火星における新たな衝突: ケルベロス・フォッサの衝撃検出による地震伝播経路の解明 New Impacts on Mars: Unraveling Seismic Propagation Paths Through a Cerberus Fossae Impact Detection
Constantinos Charalambous, W. Thomas Pike, Benjamin Fernando, Natalia Wójcicka, Doyeon Kim, Marouchka Froment, Philippe Lognonné, Savana Woodley, Lujendra Ojha …
Geophysical Research Letters Published: 03 February 2025
DOI:https://doi.org/10.1029/2024GL110159
Abstract
To date, eight meteoroid impacts have been identified in the seismic record of NASA’s InSight mission on Mars, occurring either within 300 km or beyond 3,500 km. We report the association of a high-frequency marsquake, S0794a, with a new 21.5-m-diameter impact crater discovered at an intermediate distance of 1,640 km in the tectonically active Cerberus-Fossae graben system.
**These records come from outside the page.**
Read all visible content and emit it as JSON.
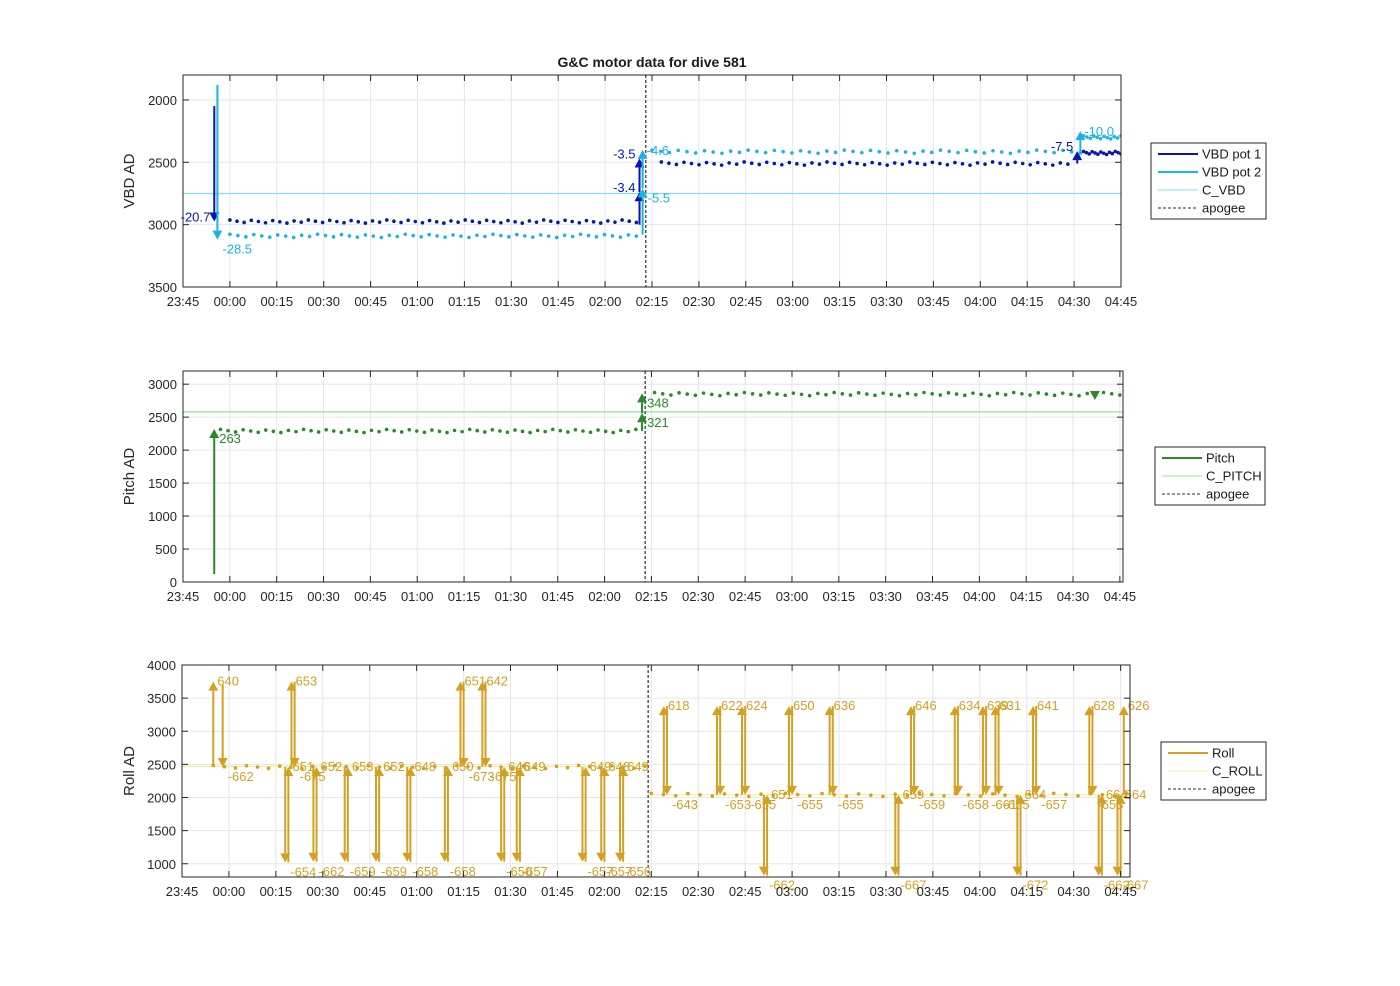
{
  "title": "G&C motor data for dive 581",
  "colors": {
    "vbd1": "#0a14b4",
    "vbd2": "#1ab4e4",
    "c_vbd": "#7fe0e8",
    "pitch": "#2a8a2a",
    "c_pitch": "#8ee88e",
    "roll": "#d4a024",
    "c_roll": "#f4ee9c",
    "apogee": "#555555",
    "grid": "#e6e6e6"
  },
  "chart_data": [
    {
      "type": "line",
      "ylabel": "VBD AD",
      "x_ticks": [
        "23:45",
        "00:00",
        "00:15",
        "00:30",
        "00:45",
        "01:00",
        "01:15",
        "01:30",
        "01:45",
        "02:00",
        "02:15",
        "02:30",
        "02:45",
        "03:00",
        "03:15",
        "03:30",
        "03:45",
        "04:00",
        "04:15",
        "04:30",
        "04:45"
      ],
      "xlim": [
        "23:45",
        "04:45"
      ],
      "ylim": [
        3500,
        1800
      ],
      "y_reversed": true,
      "y_ticks": [
        2000,
        2500,
        3000,
        3500
      ],
      "grid": true,
      "legend": {
        "placement": "outside-right",
        "entries": [
          "VBD pot 1",
          "VBD pot 2",
          "C_VBD",
          "apogee"
        ]
      },
      "apogee_x": "02:13",
      "reference_lines": [
        {
          "name": "C_VBD",
          "y": 2750
        }
      ],
      "series": [
        {
          "name": "VBD pot 1",
          "segments": [
            {
              "x_start": "00:00",
              "x_end": "02:10",
              "y": 2975,
              "count": 58
            },
            {
              "x_start": "02:18",
              "x_end": "04:28",
              "y": 2510,
              "count": 55
            },
            {
              "x_start": "04:33",
              "x_end": "04:45",
              "y": 2425,
              "count": 14
            }
          ]
        },
        {
          "name": "VBD pot 2",
          "segments": [
            {
              "x_start": "00:00",
              "x_end": "02:10",
              "y": 3090,
              "count": 52
            },
            {
              "x_start": "02:15",
              "x_end": "04:32",
              "y": 2415,
              "count": 50
            },
            {
              "x_start": "04:33",
              "x_end": "04:45",
              "y": 2300,
              "count": 12
            }
          ]
        }
      ],
      "arrows": [
        {
          "series": "VBD pot 1",
          "x": "23:55",
          "y_from": 2050,
          "y_to": 2975,
          "label": "-20.7",
          "label_side": "left"
        },
        {
          "series": "VBD pot 2",
          "x": "23:56",
          "y_from": 1880,
          "y_to": 3120,
          "label": "-28.5",
          "label_side": "right-below"
        },
        {
          "series": "VBD pot 1",
          "x": "02:11",
          "y_from": 3000,
          "y_to": 2740,
          "label": "-3.4",
          "label_side": "left"
        },
        {
          "series": "VBD pot 1",
          "x": "02:11",
          "y_from": 2740,
          "y_to": 2470,
          "label": "-3.5",
          "label_side": "left"
        },
        {
          "series": "VBD pot 2",
          "x": "02:12",
          "y_from": 3080,
          "y_to": 2710,
          "label": "-5.5",
          "label_side": "right-below"
        },
        {
          "series": "VBD pot 2",
          "x": "02:12",
          "y_from": 2710,
          "y_to": 2400,
          "label": "-4.6",
          "label_side": "right"
        },
        {
          "series": "VBD pot 1",
          "x": "04:31",
          "y_from": 2510,
          "y_to": 2410,
          "label": "-7.5",
          "label_side": "left"
        },
        {
          "series": "VBD pot 2",
          "x": "04:32",
          "y_from": 2415,
          "y_to": 2250,
          "label": "-10.0",
          "label_side": "right"
        }
      ]
    },
    {
      "type": "line",
      "ylabel": "Pitch AD",
      "x_ticks": [
        "23:45",
        "00:00",
        "00:15",
        "00:30",
        "00:45",
        "01:00",
        "01:15",
        "01:30",
        "01:45",
        "02:00",
        "02:15",
        "02:30",
        "02:45",
        "03:00",
        "03:15",
        "03:30",
        "03:45",
        "04:00",
        "04:15",
        "04:30",
        "04:45"
      ],
      "xlim": [
        "23:45",
        "04:46"
      ],
      "ylim": [
        0,
        3200
      ],
      "y_ticks": [
        0,
        500,
        1000,
        1500,
        2000,
        2500,
        3000
      ],
      "grid": true,
      "legend": {
        "placement": "outside-right",
        "entries": [
          "Pitch",
          "C_PITCH",
          "apogee"
        ]
      },
      "apogee_x": "02:13",
      "reference_lines": [
        {
          "name": "C_PITCH",
          "y": 2580
        }
      ],
      "series": [
        {
          "name": "Pitch",
          "segments": [
            {
              "x_start": "23:57",
              "x_end": "02:10",
              "y": 2290,
              "count": 56
            },
            {
              "x_start": "02:16",
              "x_end": "04:45",
              "y": 2850,
              "count": 58
            }
          ]
        }
      ],
      "arrows": [
        {
          "series": "Pitch",
          "x": "23:55",
          "y_from": 120,
          "y_to": 2320,
          "label": "263",
          "label_side": "right-below"
        },
        {
          "series": "Pitch",
          "x": "02:12",
          "y_from": 2290,
          "y_to": 2560,
          "label": "321",
          "label_side": "right-below"
        },
        {
          "series": "Pitch",
          "x": "02:12",
          "y_from": 2560,
          "y_to": 2860,
          "label": "348",
          "label_side": "right-below"
        },
        {
          "series": "Pitch",
          "x": "04:37",
          "y_from": 2880,
          "y_to": 2760,
          "label": "",
          "label_side": "right"
        }
      ]
    },
    {
      "type": "line",
      "ylabel": "Roll AD",
      "x_ticks": [
        "23:45",
        "00:00",
        "00:15",
        "00:30",
        "00:45",
        "01:00",
        "01:15",
        "01:30",
        "01:45",
        "02:00",
        "02:15",
        "02:30",
        "02:45",
        "03:00",
        "03:15",
        "03:30",
        "03:45",
        "04:00",
        "04:15",
        "04:30",
        "04:45"
      ],
      "xlim": [
        "23:45",
        "04:48"
      ],
      "ylim": [
        800,
        4000
      ],
      "y_ticks": [
        1000,
        1500,
        2000,
        2500,
        3000,
        3500,
        4000
      ],
      "grid": true,
      "legend": {
        "placement": "outside-right",
        "entries": [
          "Roll",
          "C_ROLL",
          "apogee"
        ]
      },
      "apogee_x": "02:14",
      "reference_lines": [
        {
          "name": "C_ROLL",
          "y": 2470,
          "x_start": "23:45",
          "x_end": "02:14"
        },
        {
          "name": "C_ROLL",
          "y": 2040,
          "x_start": "02:14",
          "x_end": "04:48"
        }
      ],
      "series": [
        {
          "name": "Roll",
          "segments": [
            {
              "x_start": "23:55",
              "x_end": "02:13",
              "y": 2460,
              "count": 40
            },
            {
              "x_start": "02:15",
              "x_end": "04:47",
              "y": 2040,
              "count": 40
            }
          ]
        }
      ],
      "arrows": [
        {
          "x": "23:55",
          "y_from": 2460,
          "y_to": 3750,
          "label": "640",
          "label_side": "right-above"
        },
        {
          "x": "23:58",
          "y_from": 3700,
          "y_to": 2460,
          "label": "-662",
          "label_side": "right-below"
        },
        {
          "x": "00:18",
          "y_from": 2460,
          "y_to": 1020,
          "label": "-654",
          "label_side": "right-below"
        },
        {
          "x": "00:19",
          "y_from": 1020,
          "y_to": 2460,
          "label": "651",
          "label_side": "right-above"
        },
        {
          "x": "00:20",
          "y_from": 2460,
          "y_to": 3750,
          "label": "653",
          "label_side": "right-above"
        },
        {
          "x": "00:21",
          "y_from": 3750,
          "y_to": 2460,
          "label": "-675",
          "label_side": "right-below"
        },
        {
          "x": "00:27",
          "y_from": 2460,
          "y_to": 1030,
          "label": "-662",
          "label_side": "right-below"
        },
        {
          "x": "00:28",
          "y_from": 1030,
          "y_to": 2460,
          "label": "652",
          "label_side": "right-above"
        },
        {
          "x": "00:37",
          "y_from": 2460,
          "y_to": 1030,
          "label": "-659",
          "label_side": "right-below"
        },
        {
          "x": "00:38",
          "y_from": 1030,
          "y_to": 2460,
          "label": "653",
          "label_side": "right-above"
        },
        {
          "x": "00:47",
          "y_from": 2460,
          "y_to": 1030,
          "label": "-659",
          "label_side": "right-below"
        },
        {
          "x": "00:48",
          "y_from": 1030,
          "y_to": 2460,
          "label": "652",
          "label_side": "right-above"
        },
        {
          "x": "00:57",
          "y_from": 2460,
          "y_to": 1030,
          "label": "-658",
          "label_side": "right-below"
        },
        {
          "x": "00:58",
          "y_from": 1030,
          "y_to": 2460,
          "label": "648",
          "label_side": "right-above"
        },
        {
          "x": "01:09",
          "y_from": 2460,
          "y_to": 1030,
          "label": "-658",
          "label_side": "right-below"
        },
        {
          "x": "01:10",
          "y_from": 1030,
          "y_to": 2460,
          "label": "650",
          "label_side": "right-above"
        },
        {
          "x": "01:14",
          "y_from": 2460,
          "y_to": 3750,
          "label": "651",
          "label_side": "right-above"
        },
        {
          "x": "01:15",
          "y_from": 3750,
          "y_to": 2460,
          "label": "-673",
          "label_side": "right-below"
        },
        {
          "x": "01:21",
          "y_from": 2460,
          "y_to": 3750,
          "label": "642",
          "label_side": "right-above"
        },
        {
          "x": "01:22",
          "y_from": 3750,
          "y_to": 2460,
          "label": "-675",
          "label_side": "right-below"
        },
        {
          "x": "01:27",
          "y_from": 2460,
          "y_to": 1030,
          "label": "-650",
          "label_side": "right-below"
        },
        {
          "x": "01:28",
          "y_from": 1030,
          "y_to": 2460,
          "label": "646",
          "label_side": "right-above"
        },
        {
          "x": "01:32",
          "y_from": 2460,
          "y_to": 1030,
          "label": "-657",
          "label_side": "right-below"
        },
        {
          "x": "01:33",
          "y_from": 1030,
          "y_to": 2460,
          "label": "649",
          "label_side": "right-above"
        },
        {
          "x": "01:53",
          "y_from": 2460,
          "y_to": 1030,
          "label": "-657",
          "label_side": "right-below"
        },
        {
          "x": "01:54",
          "y_from": 1030,
          "y_to": 2460,
          "label": "649",
          "label_side": "right-above"
        },
        {
          "x": "01:59",
          "y_from": 2460,
          "y_to": 1030,
          "label": "-657",
          "label_side": "right-below"
        },
        {
          "x": "02:00",
          "y_from": 1030,
          "y_to": 2460,
          "label": "648",
          "label_side": "right-above"
        },
        {
          "x": "02:05",
          "y_from": 2460,
          "y_to": 1030,
          "label": "-656",
          "label_side": "right-below"
        },
        {
          "x": "02:06",
          "y_from": 1030,
          "y_to": 2460,
          "label": "649",
          "label_side": "right-above"
        },
        {
          "x": "02:19",
          "y_from": 2040,
          "y_to": 3380,
          "label": "618",
          "label_side": "right-above"
        },
        {
          "x": "02:20",
          "y_from": 3380,
          "y_to": 2040,
          "label": "-643",
          "label_side": "right-below"
        },
        {
          "x": "02:36",
          "y_from": 2040,
          "y_to": 3380,
          "label": "622",
          "label_side": "right-above"
        },
        {
          "x": "02:37",
          "y_from": 3380,
          "y_to": 2040,
          "label": "-653",
          "label_side": "right-below"
        },
        {
          "x": "02:44",
          "y_from": 2040,
          "y_to": 3380,
          "label": "624",
          "label_side": "right-above"
        },
        {
          "x": "02:45",
          "y_from": 3380,
          "y_to": 2040,
          "label": "-655",
          "label_side": "right-below"
        },
        {
          "x": "02:51",
          "y_from": 2040,
          "y_to": 820,
          "label": "-662",
          "label_side": "right-below"
        },
        {
          "x": "02:52",
          "y_from": 820,
          "y_to": 2040,
          "label": "651",
          "label_side": "right-above"
        },
        {
          "x": "02:59",
          "y_from": 2040,
          "y_to": 3380,
          "label": "650",
          "label_side": "right-above"
        },
        {
          "x": "03:00",
          "y_from": 3380,
          "y_to": 2040,
          "label": "-655",
          "label_side": "right-below"
        },
        {
          "x": "03:12",
          "y_from": 2040,
          "y_to": 3380,
          "label": "636",
          "label_side": "right-above"
        },
        {
          "x": "03:13",
          "y_from": 3380,
          "y_to": 2040,
          "label": "-655",
          "label_side": "right-below"
        },
        {
          "x": "03:33",
          "y_from": 2040,
          "y_to": 820,
          "label": "-667",
          "label_side": "right-below"
        },
        {
          "x": "03:34",
          "y_from": 820,
          "y_to": 2040,
          "label": "659",
          "label_side": "right-above"
        },
        {
          "x": "03:38",
          "y_from": 2040,
          "y_to": 3380,
          "label": "646",
          "label_side": "right-above"
        },
        {
          "x": "03:39",
          "y_from": 3380,
          "y_to": 2040,
          "label": "-659",
          "label_side": "right-below"
        },
        {
          "x": "03:52",
          "y_from": 2040,
          "y_to": 3380,
          "label": "634",
          "label_side": "right-above"
        },
        {
          "x": "03:53",
          "y_from": 3380,
          "y_to": 2040,
          "label": "-658",
          "label_side": "right-below"
        },
        {
          "x": "04:01",
          "y_from": 2040,
          "y_to": 3380,
          "label": "639",
          "label_side": "right-above"
        },
        {
          "x": "04:02",
          "y_from": 3380,
          "y_to": 2040,
          "label": "-661",
          "label_side": "right-below"
        },
        {
          "x": "04:05",
          "y_from": 2040,
          "y_to": 3380,
          "label": "631",
          "label_side": "right-above"
        },
        {
          "x": "04:06",
          "y_from": 3380,
          "y_to": 2040,
          "label": "-655",
          "label_side": "right-below"
        },
        {
          "x": "04:12",
          "y_from": 2040,
          "y_to": 820,
          "label": "-672",
          "label_side": "right-below"
        },
        {
          "x": "04:13",
          "y_from": 820,
          "y_to": 2040,
          "label": "664",
          "label_side": "right-above"
        },
        {
          "x": "04:17",
          "y_from": 2040,
          "y_to": 3380,
          "label": "641",
          "label_side": "right-above"
        },
        {
          "x": "04:18",
          "y_from": 3380,
          "y_to": 2040,
          "label": "-657",
          "label_side": "right-below"
        },
        {
          "x": "04:35",
          "y_from": 2040,
          "y_to": 3380,
          "label": "628",
          "label_side": "right-above"
        },
        {
          "x": "04:36",
          "y_from": 3380,
          "y_to": 2040,
          "label": "-653",
          "label_side": "right-below"
        },
        {
          "x": "04:38",
          "y_from": 2040,
          "y_to": 820,
          "label": "-662",
          "label_side": "right-below"
        },
        {
          "x": "04:39",
          "y_from": 820,
          "y_to": 2040,
          "label": "664",
          "label_side": "right-above"
        },
        {
          "x": "04:44",
          "y_from": 2040,
          "y_to": 820,
          "label": "-667",
          "label_side": "right-below"
        },
        {
          "x": "04:45",
          "y_from": 820,
          "y_to": 2040,
          "label": "664",
          "label_side": "right-above"
        },
        {
          "x": "04:46",
          "y_from": 2040,
          "y_to": 3380,
          "label": "626",
          "label_side": "right-above"
        }
      ]
    }
  ]
}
This impact enables the direct comparison between surface and subsurface sources, as well as providing the first data point in the critical gap between previous impacts, both in distance and crater size. Additionally, the location of this event necessitates a reassessment of assumed seismic raypaths that were thought to propagate along a slow crustal waveguide. We find that the raypaths instead penetrate and travel through the faster mantle, implying numerous identified marsquake epicenters should be relocated up to two times farther from InSight, with implications for seismically derived impact rates and regional seismicity.
Key Points
- We associate a new 21.5-m Mars impact crater in the tectonically active Cerberus Fossae region with InSight’s seismic event, S0794a
- The location derived seismically and via orbital imaging implies the impact’s energy traveled significant distances through the mantle
- This challenges previous assumptions of a crustal waveguide, resulting in more distant locations for many high-frequency marsquakes
Plain Language Summary
We have used global and high-resolution orbital imaging to discover a fresh crater that appeared at the same time as one of the quakes detected by NASA’s InSight lander. This means the seismometer detected a meteoroid strike rather than geological activity within the planet. We know the location of this impact as well as the timing of seismic energy arriving by different types of vibrations which traveled through Mars at different speeds. With this information, we can work out that these waves penetrated below the crust and into the mantle rather than being confined to the crust as previously thought. This new path of propagation leads us to question how far away other marsquakes were from the InSight lander. This has implications for both how often marsquakes occur as well as how frequently meteoroids hit Mars.